Source: Moldova National MO 2008, 12 Grade, Problem 8 (Day 2)
Tags: integration, trigonometry, logarithms, real analysis, real analysis unsolved
Evaluate $ \displaystyle I = \int_0^{\frac\pi4}\left(\sin^62x + \cos^62x\right)\cdot \ln(1 + \tan x)\text{d}x$.

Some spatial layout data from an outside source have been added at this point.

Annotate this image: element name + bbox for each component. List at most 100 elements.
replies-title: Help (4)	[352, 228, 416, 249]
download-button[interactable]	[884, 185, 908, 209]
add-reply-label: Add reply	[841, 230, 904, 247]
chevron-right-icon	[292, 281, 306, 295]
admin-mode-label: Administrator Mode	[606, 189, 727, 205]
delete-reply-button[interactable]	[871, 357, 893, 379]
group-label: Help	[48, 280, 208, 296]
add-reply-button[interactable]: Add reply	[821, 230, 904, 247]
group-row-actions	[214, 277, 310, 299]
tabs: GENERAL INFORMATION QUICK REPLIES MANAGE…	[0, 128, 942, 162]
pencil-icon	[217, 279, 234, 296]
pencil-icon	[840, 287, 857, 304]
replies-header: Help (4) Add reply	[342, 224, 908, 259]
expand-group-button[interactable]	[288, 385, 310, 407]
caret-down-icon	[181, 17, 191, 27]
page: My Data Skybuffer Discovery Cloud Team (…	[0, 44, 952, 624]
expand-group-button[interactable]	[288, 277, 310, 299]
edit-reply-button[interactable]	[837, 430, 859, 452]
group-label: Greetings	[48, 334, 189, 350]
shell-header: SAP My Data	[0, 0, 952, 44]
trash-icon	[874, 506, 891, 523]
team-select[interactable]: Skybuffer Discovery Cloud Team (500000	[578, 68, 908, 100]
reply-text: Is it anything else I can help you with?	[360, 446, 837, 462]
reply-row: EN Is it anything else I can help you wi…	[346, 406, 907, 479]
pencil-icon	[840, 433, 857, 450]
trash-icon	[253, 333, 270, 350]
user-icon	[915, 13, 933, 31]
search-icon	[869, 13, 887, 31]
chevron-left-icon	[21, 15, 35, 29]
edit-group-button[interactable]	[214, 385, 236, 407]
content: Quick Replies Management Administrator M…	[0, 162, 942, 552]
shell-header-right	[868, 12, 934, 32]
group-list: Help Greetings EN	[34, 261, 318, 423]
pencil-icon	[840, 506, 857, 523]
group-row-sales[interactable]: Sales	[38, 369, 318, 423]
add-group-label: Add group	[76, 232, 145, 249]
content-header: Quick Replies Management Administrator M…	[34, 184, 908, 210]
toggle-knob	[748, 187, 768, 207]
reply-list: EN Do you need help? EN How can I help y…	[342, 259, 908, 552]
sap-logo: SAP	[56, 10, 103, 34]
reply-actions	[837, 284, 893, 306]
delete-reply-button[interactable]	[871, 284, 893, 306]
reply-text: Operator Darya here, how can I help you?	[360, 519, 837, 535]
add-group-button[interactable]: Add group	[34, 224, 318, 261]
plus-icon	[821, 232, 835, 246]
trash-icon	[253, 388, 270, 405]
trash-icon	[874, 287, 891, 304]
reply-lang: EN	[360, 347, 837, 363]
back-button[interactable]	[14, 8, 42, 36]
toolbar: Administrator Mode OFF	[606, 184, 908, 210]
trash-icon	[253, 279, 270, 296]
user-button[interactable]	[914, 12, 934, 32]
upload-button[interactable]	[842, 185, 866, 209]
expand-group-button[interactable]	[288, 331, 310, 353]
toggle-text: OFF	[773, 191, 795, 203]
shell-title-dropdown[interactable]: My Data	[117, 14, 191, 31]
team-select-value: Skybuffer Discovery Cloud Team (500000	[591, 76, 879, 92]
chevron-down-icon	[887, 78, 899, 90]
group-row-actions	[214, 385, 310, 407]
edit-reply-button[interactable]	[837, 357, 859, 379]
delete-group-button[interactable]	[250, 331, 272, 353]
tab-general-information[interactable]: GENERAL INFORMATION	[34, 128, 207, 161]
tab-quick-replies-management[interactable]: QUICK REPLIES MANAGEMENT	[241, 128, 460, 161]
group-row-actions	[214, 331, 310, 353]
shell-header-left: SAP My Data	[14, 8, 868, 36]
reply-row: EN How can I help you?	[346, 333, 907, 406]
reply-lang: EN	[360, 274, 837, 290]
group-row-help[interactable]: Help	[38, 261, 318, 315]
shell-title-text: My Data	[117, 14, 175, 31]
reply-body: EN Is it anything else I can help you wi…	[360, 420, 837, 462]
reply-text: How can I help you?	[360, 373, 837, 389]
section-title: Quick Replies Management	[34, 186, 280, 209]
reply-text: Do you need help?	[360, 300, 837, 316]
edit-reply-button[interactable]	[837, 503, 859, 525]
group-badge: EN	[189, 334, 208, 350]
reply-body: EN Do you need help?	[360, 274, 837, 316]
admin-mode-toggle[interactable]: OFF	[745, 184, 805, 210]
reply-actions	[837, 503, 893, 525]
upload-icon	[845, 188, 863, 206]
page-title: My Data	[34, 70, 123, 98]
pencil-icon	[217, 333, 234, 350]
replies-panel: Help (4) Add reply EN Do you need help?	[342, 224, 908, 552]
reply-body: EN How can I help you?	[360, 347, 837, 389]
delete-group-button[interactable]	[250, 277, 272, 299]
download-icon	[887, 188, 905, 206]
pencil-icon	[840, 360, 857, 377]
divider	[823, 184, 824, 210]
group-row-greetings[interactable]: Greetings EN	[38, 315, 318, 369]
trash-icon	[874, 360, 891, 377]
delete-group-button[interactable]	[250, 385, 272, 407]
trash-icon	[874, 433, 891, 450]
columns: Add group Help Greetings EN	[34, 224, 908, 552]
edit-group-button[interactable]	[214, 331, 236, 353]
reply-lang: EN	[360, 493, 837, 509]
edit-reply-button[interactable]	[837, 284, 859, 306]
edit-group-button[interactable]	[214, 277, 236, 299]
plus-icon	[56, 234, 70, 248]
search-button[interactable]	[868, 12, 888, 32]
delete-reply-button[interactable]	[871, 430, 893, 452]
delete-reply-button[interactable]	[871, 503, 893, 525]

Let $ x = \frac {\pi}{4} - \theta \Longrightarrow dx = - \theta ,\ 2x = \frac {\pi}{2} - 2\theta$,
$ I = \int_{\frac {\pi}{4}}^0 (\cos ^ 6 2\theta + \sin ^ 6 2\theta)\ln \left [1 + \tan \left(\frac {\pi}{4} - \theta \right)\right] d( - \theta)$
$ = \int_0^{\frac {\pi}{4}} (\cos ^ 6 2\theta + \sin ^ 6 2\theta)\ln \frac {2}{1 + \tan \theta} d\theta$
$ = (\ln 2)\int_0^{\frac {\pi}{4}} (\cos ^ 6 2\theta + \sin ^ 6 2\theta)\ d\theta - I$
$ 2I = (\ln 2)\int_0^{\frac {\pi}{4}} (\cos ^ 6 2\theta + \sin ^ 6 2\theta)\ d\theta$
Here, we have :
$ \sin ^ 6 \theta + \cos ^ 6 \theta = (\sin ^ 2 \theta + \cos ^ 2 \theta)^3 - 3\sin ^ 2 \theta \cos ^ 2 \theta (\sin ^ 2 \theta + \cos ^ 2 \theta)$
$ = 1 - 3\sin ^ 2 \theta \cos ^ 2 \theta$
$ = 1 - \frac {3}{4}\sin ^ 2 2\theta$
$ = 1 - \frac {3}{4}\cdot \frac {1 - \cos 4\theta}{2}$
$ = \frac {1}{8}(5 + 3\cos 4\theta)$
$ \therefore 2I = \frac {\ln 2}{8}\int_0^{\frac {\pi}{4}} (5 + 3\cos 8\theta)\ d\theta = \frac {5}{32}\pi \ln 2$, yielding $ I = \frac {5}{64}\pi \ln2$.